We wouldn’t do it that way, of course. If we were in charge, we would devise a more efficient operation, a neater, cleaner, more productive one that didn’t waste seed on birds and rocks and thorns, but concentrated only on the good soil and what we could make it do. But if this is the parable of the sower, then Jesus seems to be suggesting that there is another way to go about things, a way that is less concerned with judgment and productivity, than with plentitude.
“Once upon a time a sower went out to sow. And as he sowed some seeds fell along the path, and the birds came along and devoured them. So he put his seed pouch down and spent the next hour or so stringing aluminum foil all around his field. He put up a fake owl he ordered from a garden catalog and, as an afterthought, he hung a couple of traps for the Japanese beetles.

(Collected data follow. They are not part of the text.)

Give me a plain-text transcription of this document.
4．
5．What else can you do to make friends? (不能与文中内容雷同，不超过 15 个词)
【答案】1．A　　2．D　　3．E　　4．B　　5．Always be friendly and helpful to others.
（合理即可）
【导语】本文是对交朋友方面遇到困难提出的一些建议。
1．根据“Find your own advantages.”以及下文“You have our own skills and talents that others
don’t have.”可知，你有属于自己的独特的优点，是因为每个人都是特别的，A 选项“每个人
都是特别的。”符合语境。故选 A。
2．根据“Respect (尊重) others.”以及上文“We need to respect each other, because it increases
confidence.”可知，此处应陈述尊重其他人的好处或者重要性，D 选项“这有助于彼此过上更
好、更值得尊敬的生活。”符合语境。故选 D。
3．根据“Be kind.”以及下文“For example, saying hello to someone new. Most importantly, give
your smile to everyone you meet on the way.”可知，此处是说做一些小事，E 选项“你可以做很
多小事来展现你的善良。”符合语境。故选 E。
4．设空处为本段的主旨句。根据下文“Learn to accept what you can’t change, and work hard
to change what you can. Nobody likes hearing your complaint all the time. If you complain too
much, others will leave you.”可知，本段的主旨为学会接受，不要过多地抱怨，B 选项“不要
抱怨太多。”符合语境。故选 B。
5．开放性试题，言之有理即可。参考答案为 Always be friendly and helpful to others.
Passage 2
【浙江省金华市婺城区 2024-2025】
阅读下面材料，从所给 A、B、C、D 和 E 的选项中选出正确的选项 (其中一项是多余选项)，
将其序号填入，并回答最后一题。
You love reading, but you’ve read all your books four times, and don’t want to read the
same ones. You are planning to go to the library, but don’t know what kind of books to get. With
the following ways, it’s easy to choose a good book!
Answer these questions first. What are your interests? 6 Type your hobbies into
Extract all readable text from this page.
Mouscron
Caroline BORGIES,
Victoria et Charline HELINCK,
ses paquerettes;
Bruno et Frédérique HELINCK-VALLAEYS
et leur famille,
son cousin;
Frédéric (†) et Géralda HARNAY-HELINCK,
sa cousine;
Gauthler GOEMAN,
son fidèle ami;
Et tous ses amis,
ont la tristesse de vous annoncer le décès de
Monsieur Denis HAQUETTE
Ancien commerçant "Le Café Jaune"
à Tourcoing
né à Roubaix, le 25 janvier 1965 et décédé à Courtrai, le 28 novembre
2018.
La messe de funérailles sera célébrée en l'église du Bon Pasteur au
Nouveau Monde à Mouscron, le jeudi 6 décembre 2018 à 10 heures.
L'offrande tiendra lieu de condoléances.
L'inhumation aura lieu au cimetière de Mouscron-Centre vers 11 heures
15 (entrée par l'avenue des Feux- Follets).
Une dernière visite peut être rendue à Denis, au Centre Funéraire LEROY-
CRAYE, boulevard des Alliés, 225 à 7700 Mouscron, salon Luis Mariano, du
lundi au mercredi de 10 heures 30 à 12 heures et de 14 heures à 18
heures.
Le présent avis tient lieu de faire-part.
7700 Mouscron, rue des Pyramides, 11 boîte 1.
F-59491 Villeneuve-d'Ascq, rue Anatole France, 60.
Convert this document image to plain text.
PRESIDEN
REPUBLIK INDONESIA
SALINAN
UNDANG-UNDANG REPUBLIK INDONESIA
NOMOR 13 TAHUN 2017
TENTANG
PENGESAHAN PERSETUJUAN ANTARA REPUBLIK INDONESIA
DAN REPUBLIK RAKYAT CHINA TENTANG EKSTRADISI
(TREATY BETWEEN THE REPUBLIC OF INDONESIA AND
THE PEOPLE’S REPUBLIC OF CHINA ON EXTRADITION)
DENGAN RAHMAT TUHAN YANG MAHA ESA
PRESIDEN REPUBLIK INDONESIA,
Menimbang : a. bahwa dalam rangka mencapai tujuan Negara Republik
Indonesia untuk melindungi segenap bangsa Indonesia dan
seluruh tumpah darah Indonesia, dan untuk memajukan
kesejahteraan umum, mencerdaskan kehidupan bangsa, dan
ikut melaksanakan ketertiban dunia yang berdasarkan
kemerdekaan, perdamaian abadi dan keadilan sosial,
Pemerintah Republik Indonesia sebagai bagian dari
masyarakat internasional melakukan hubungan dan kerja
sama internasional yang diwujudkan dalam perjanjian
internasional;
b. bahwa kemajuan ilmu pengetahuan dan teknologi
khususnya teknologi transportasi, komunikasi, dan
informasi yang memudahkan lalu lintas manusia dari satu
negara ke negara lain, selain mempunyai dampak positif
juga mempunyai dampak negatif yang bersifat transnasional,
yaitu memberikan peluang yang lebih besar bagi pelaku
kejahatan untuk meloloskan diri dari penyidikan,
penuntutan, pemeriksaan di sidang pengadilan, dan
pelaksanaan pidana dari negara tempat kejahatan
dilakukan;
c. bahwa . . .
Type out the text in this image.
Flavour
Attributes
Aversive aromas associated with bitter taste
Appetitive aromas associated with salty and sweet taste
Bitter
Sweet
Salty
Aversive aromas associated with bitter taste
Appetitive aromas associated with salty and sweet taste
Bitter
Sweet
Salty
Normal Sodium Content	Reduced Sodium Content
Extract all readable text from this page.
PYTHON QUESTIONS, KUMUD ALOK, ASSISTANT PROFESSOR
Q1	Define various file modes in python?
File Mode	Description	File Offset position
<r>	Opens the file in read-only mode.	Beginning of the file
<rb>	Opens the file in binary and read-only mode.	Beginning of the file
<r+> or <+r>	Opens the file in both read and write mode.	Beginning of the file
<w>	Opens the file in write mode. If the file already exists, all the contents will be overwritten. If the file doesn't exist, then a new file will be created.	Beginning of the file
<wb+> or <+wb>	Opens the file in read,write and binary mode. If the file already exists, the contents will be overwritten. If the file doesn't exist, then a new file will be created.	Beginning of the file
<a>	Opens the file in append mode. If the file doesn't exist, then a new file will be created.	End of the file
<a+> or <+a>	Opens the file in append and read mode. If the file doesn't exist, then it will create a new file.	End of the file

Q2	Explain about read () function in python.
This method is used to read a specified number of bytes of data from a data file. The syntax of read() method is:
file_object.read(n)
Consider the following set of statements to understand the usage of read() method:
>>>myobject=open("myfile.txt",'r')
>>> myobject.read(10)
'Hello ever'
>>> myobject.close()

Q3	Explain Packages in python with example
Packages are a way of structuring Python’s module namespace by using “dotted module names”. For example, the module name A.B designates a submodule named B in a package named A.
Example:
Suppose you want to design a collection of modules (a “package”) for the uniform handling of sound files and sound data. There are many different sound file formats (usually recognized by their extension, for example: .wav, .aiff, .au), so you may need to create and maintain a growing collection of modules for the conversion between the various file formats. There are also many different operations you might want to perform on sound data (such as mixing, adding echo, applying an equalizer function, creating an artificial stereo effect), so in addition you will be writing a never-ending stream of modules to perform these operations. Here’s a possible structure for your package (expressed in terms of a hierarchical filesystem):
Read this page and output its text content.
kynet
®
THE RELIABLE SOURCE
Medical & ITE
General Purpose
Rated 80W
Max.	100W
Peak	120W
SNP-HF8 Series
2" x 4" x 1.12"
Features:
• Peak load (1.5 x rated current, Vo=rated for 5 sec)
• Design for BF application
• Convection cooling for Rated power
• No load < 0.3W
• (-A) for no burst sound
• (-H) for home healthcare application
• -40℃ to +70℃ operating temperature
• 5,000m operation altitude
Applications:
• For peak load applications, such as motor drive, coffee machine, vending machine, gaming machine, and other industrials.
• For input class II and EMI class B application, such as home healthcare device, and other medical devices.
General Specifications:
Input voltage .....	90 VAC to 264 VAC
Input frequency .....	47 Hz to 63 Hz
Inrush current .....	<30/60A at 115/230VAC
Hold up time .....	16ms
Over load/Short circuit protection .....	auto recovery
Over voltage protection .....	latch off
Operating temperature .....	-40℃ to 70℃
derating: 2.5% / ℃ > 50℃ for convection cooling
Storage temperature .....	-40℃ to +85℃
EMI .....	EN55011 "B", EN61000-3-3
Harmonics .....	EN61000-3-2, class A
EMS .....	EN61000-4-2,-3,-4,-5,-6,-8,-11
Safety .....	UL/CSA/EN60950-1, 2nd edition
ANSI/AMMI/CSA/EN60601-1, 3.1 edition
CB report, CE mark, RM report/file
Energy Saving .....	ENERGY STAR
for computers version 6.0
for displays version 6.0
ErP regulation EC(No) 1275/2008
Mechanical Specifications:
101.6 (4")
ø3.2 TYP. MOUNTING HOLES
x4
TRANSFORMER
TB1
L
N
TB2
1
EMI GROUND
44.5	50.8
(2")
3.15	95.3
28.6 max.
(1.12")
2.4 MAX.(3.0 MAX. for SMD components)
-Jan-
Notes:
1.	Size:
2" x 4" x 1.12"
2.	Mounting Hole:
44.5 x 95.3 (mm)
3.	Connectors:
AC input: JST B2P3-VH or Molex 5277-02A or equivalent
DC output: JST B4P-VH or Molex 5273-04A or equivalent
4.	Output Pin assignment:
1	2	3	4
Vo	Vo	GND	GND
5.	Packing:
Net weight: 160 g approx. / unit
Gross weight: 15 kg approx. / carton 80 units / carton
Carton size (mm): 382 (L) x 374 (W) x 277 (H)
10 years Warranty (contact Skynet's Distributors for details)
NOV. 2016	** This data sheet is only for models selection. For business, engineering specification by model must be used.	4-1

Then he returned to his sowing, but he noticed some of the seeds were falling on rocky ground, so he put his seed pouch down again and went to fetch his wheelbarrow and shovel. A couple of hours later he had dug up the rocks and was trying to think of something useful he could do with them when he remembered his sowing and got back to it, but as soon as he did he ran right into a briar patch that was sure to strangle his little seedlings. So he put his pouch down again and looked everywhere for the weed poison but finally decided just to pull the thorns up by hand, which meant that he had to go back inside and look everywhere for his gloves.
Now by the time he had the briars cleared it was getting dark, so the sower picked up his pouch and his tools and decided to call it a day. That night he fell asleep in his chair reading a seed catalog, and when he woke the next morning he walked out into his field and found a big crow sitting on his fake owl. He found rocks he had not found the day before and he found new little leaves on the roots of the briars that had broken off in his hands. The sower considered all of this, pushing his cap back on his head, and then he did a strange thing: he began to laugh, just a chuckle at first and then a full-fledged guffaw that turned into a wheeze at the end when his wind ran out.
Still laughing and wheezing he went after his seed pouch and began flinging seeds everywhere: into the roots of trees, onto the roof of his house, across all his fences and into his neighbors’ fields. He shook seeds at his cows and offered a handful to the dog; he even tossed a fistful into the creek, thinking they might take root downstream somewhere. The more he sowed, the more he seemed to have. None of it made any sense to him, but for once that didn’t seem to matter, and he had to admit that he had never been happier in all his life”. (Barbara Brown Taylor)
Let those who have ears to hear, hear. Amen.